As corrected through Wednesday, November 28, 2012


Michael A. Mauro, Appellant,
v
Atlas Park, Defendant, and WMAP, LLC, Respondent.

[*1] Michael A. Mauro, Glendale, N.Y., appellant pro se.

Meyer, Suozzi, English & Klein, P.C., Garden City, N.Y. (Kieran X. Bastible of counsel), for respondent.

In an action, inter alia, to recover rent payments made pursuant to a lease, the plaintiff appeals from (1) an order of the Supreme Court, Queens County (Hart, J.), entered July 12, 2011, which granted the motion of WMAP, LLC, pursuant to CPLR 1012 and 1013 for leave to intervene in the action as a defendant, and (2) an order of the same court entered August 16, 2011, which denied the plaintiff's motion for leave to enter a default judgment on the third cause of action insofar as asserted against the defendant Atlas Park, LLC.

Ordered that the orders are affirmed, with one bill of costs payable by the plaintiff to WMAP, LLC.

Contrary to the plaintiff's contention, the Supreme Court did not improvidently exercise its discretion in granting the timely motion of WMAP, LLC (hereinafter WMAP), pursuant to CPLR 1012 and 1013 for leave to intervene in the action as a defendant. WMAP, which purchased the subject property, leased by the plaintiff, at a foreclosure sale after the instant action was commenced, has a real and substantial interest in the outcome of the proceedings (see CPLR 1013; Berkoski v Board of Trustees of Inc. Vil. of Southampton, 67 AD3d 840, 843 [2009]).

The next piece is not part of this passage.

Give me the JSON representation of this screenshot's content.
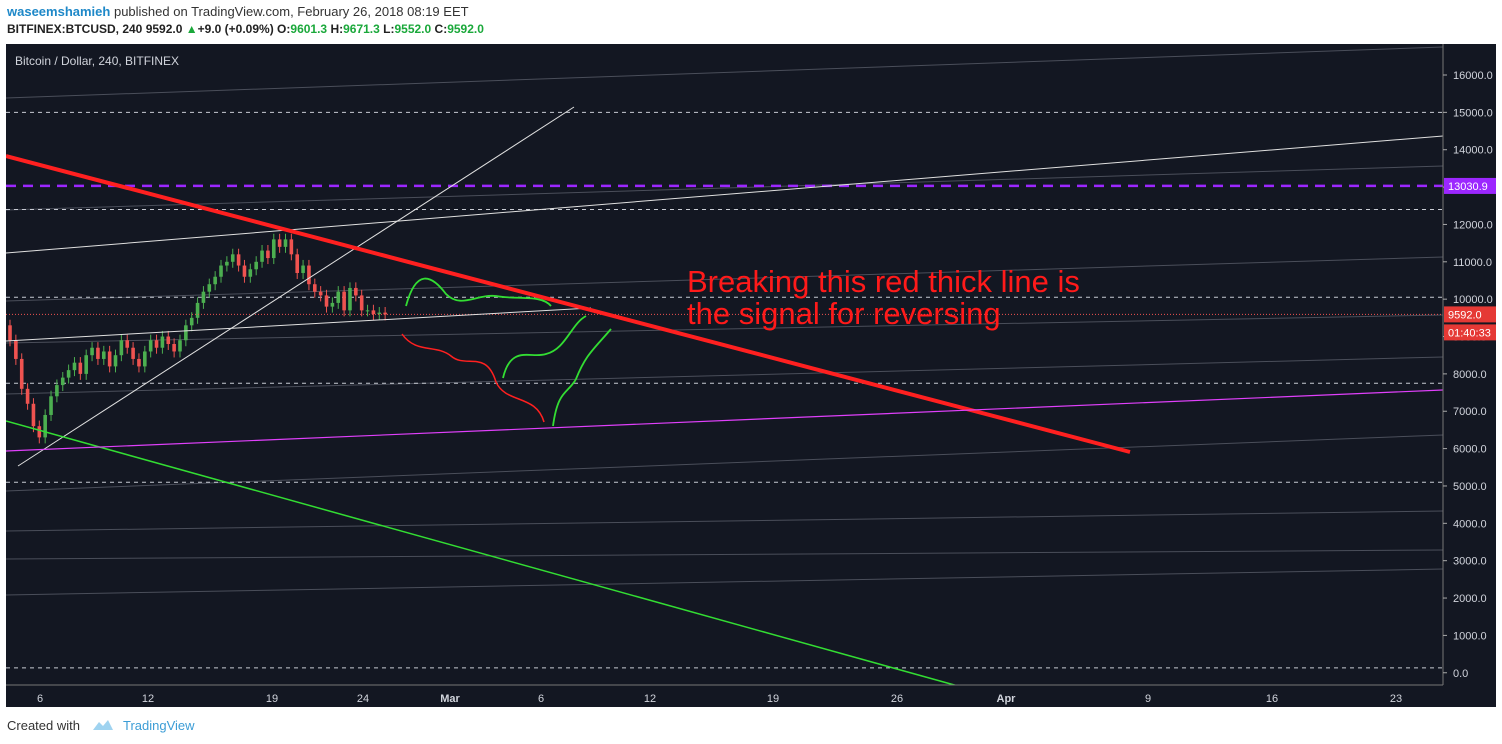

The Supreme Court also properly denied the plaintiff's motion for leave to enter a default judgment on the third cause of action insofar as asserted against the defendant Atlas Park, LLC, as the plaintiff failed to establish that the third cause of action was viable (see McGee v Dunn, 75 AD3d 624 [2010]). Rivera, J.P., Chambers, Hall and Roman, JJ., concur.